Upcoming events – Soleno has a date with Destiny while Arbutus tries again

Solena is poised to show whether it can sate genetically driven hunger, while the hepatitis B wannabe Arbutus needs to put previous clinical failures behind it.

Welcome to your weekly roundup of approaching clinical readouts. The only pharmacological product approved specifically for Prader-Willi syndrome, the genetic condition characterised by insatiable hunger, or hyperphagia, is growth hormone. Attempts to develop a new Prader-Willi medicine, most notably those by Zafgen, have so far met with failure. 

Soleno Therapeutics has not been put off. Topline phase III data on its only asset, a controlled-release form of diazoxide choline, are expected by mid-year. Diazoxide, a potassium channel activator, was first approved in 1973 as a treatment for hypoglycaemia caused by overproduction of insulin, for example in patients with islet cell malignancies. 

The rationale for its use in Prader-Willi is that, according to Soleno, it can open potassium channels in a particular type of neuron in the hypothalamus, interrupting synthesis of an appetite-stimulating neuropeptide that is overproduced in Prader-Willi patients.

The randomised Destiny Prader-Willi study is testing once-daily doses of 75-450mg in 100 patients with the condition, aiming to decrease hyperphagia-related behaviour versus placebo. 

In the uncontrolled stage of phase II trial diazoxide choline reduced hyperphagia versus baseline in 11 obese Prader-Willi subjects; beating placebo will clearly be harder to achieve. 

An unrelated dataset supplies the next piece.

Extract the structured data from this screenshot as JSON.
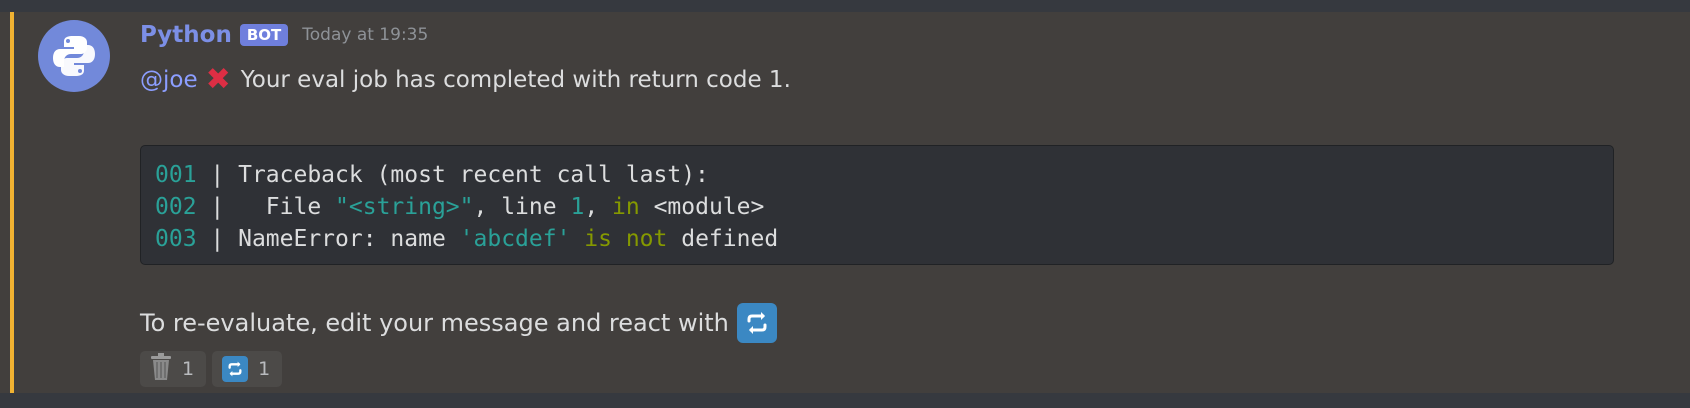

On safety Soleno can point to decades of data from diazoxide’s use in hypoglycaemia. But it is not a wholly clean drug; its label lists sodium and fluid retention as a frequent and serious adverse reaction. 

Sellside forecasts have diazoxide choline leading the market in 2024. Importantly, though, phase II data from the phase II/III Zephyr trial of Millendo Therapeutics’ livoletide are also due in the first half. Leerink analysts expect the trial to succeed, with moderate changes in hyperphagia and no safety concerns, and add that if the phase III part of Zephyr is also a hit the data could be registrational. 

The Prader-Willi outlook
    Annual indication sales ($m)
Project Company 2020e 2022e 2024e
Diazoxide choline CR Soleno Therapeutics 127 361
Livoletide Millendo Therapeutics 23 188
Genotropin
(growth homone formulation)
Pfizer 0.4 0.4 0.4
Source: EvaluatePharma. 

Meanwhile, having abandoned two previous hepatitis B projects – for lack of safety and efficacy – Arbutus desperately needs its next wave of contenders to shape up. The first clinical data on what is now its lead compound are due in the coming weeks; the news might come with fourth-quarter earnings on March 5.

AB-729 is the project in focus, a subcutaneously administered RNAi therapeutic said to target all four major hepatitis B transcripts that the virus uses to replicate and rebound. One of these is called surface antigen, or HBsAg, and developers are trying to show that their respective projects can suppress the levels of this biomarker.

Arbutus is running a phase Ia/II trial with AB-729. Results from a single ascending dose will be seen initially, with data on multiple ascending doses following in the second half; the first readout should provide a decent insight into what this project might be capable of.

Baird analysts reckon that a 0.5 log decline in HBsAg would “substantially derisk” AB-729 versus other RNAi approaches. Should the second-half readout manage to show a greater than 1 log decline, AB-729 would start to look very promising, they believe.

As an aside, the trial only appears to be registered in New Zealand.

Arbutus is trailing other RNAi developers seeking to find a functional cure for hepatitis B, most of which have already secured big pharma partners; Arrowhead is partnered with Johnson & Johnson, while Roche signed up Dicerna last year. 

As well as dispelling doubts over earlier pipeline failures, with this next update Arbutus must show that it can stay in this race. With so much catching up to do, less than spectacular data might struggle to capture attention.